Nous n’aborderons pas la question des assassinats ciblés, objet explicite de leur article. Nous voulons plutôt mettre en discussion l’idée « la plus importante et la plus difficile » aux yeux des auteurs. Voici leur question :

Quelle priorité doit-on accorder au devoir de réduire autant que possible le nombre de victimes parmi les combattants de l’État quand ceux-ci sont engagés dans un combat contre la terreur ?

En mentionnant les combattants « de l’État », les auteurs font référence aux États en général, y compris les forces armées de l’État d’Israël. La « terreur » désigne ici les meurtres intentionnels de civils, comme les attentats revendiqués par le Hamas ces dernières années. Voici leur réponse :

D’ordinaire, le devoir de restreindre le nombre de victimes parmi les combattants est dernier dans la liste des priorités, ou avant-dernier si l’on exclut les terroristes de la catégorie des non-combattants. Nous rejetons totalement une telle position car elle est immorale. Un combattant est un citoyen en uniforme. En Israël, il s’agit d’ailleurs le plus souvent d’un conscrit ou d’un réserviste. C’est pourquoi l’État ne devrait mettre en danger ces hommes que pour une raison incontestable. Le fait que des terroristes soient décrits comme des non-combattants, et qu’ils se trouvent ou agissent près des civils qui ne sont pas impliqués dans la terreur, ne constitue pas une raison valable pour risquer la vie des soldats quand ils les pourchassent. […] Les terroristes sont responsables de la confrontation entre civils et combattants. C’est donc à eux d’en assumer les conséquences.

Et ils poursuivent :

Là où l’État ne peut avoir de contrôle effectif sur le territoire alentour, il n’a pas à endosser la responsabilité qui est celle des terroristes qui opèrent dans la proximité de civils innocents.

Une remarque rapide s’impose : l’usage du mot « terroriste » est superflu. Remplacez-le par « ennemi combattant » et l’argument reste le même. Kasher et Yadlin présument simplement que la guerre menée contre l’ennemi est une guerre juste. Dit crûment, leur conclusion est que dans de telles circonstances, la sécurité de « nos » soldats prime sur celle de « leurs » civils.

Notre principale objection à cette idée est qu’elle est à la fois fausse et dangereuse car elle fragilise la distinction entre combattants et non-combattants, point d’orgue de la théorie de la guerre juste (jus in bello). Aucune raison n’est donnée qui puisse justifier l’érosion de cette distinction.

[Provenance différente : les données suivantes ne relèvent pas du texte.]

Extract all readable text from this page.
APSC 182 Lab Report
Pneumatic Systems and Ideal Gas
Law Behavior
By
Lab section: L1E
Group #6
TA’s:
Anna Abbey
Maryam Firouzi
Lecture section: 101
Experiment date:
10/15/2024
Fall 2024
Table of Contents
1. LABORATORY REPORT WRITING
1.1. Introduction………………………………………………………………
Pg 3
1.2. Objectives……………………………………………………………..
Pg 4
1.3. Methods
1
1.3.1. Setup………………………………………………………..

Civils et combattants : une distinction à préserver

L’ambition de la théorie de la guerre juste est de réguler la guerre, d’en réduire le nombre d’occasions, de régler sa conduite et sa portée légitime. Jamais les guerres entre États ne doivent être des guerres totales opposant des nations ou des peuples. Quels que soient le sort des deux armées impliquées, l’issue des combats, la nature des affrontements ou le nombre de victimes, à la fin de la guerre, les deux peuples ennemis doivent encore former des sociétés capables de fonctionner. Une guerre ne peut jamais être une guerre d’extermination ou d’épuration ethnique, et ce qui est vrai pour les États s’applique également aux corps politiques qui leur ressemblent, comme le Hamas et le Hezbollah, qu’ils utilisent ou non des méthodes terroristes. Le peuple qu’ils représentent ou prétendent représenter est un peuple comme un autre.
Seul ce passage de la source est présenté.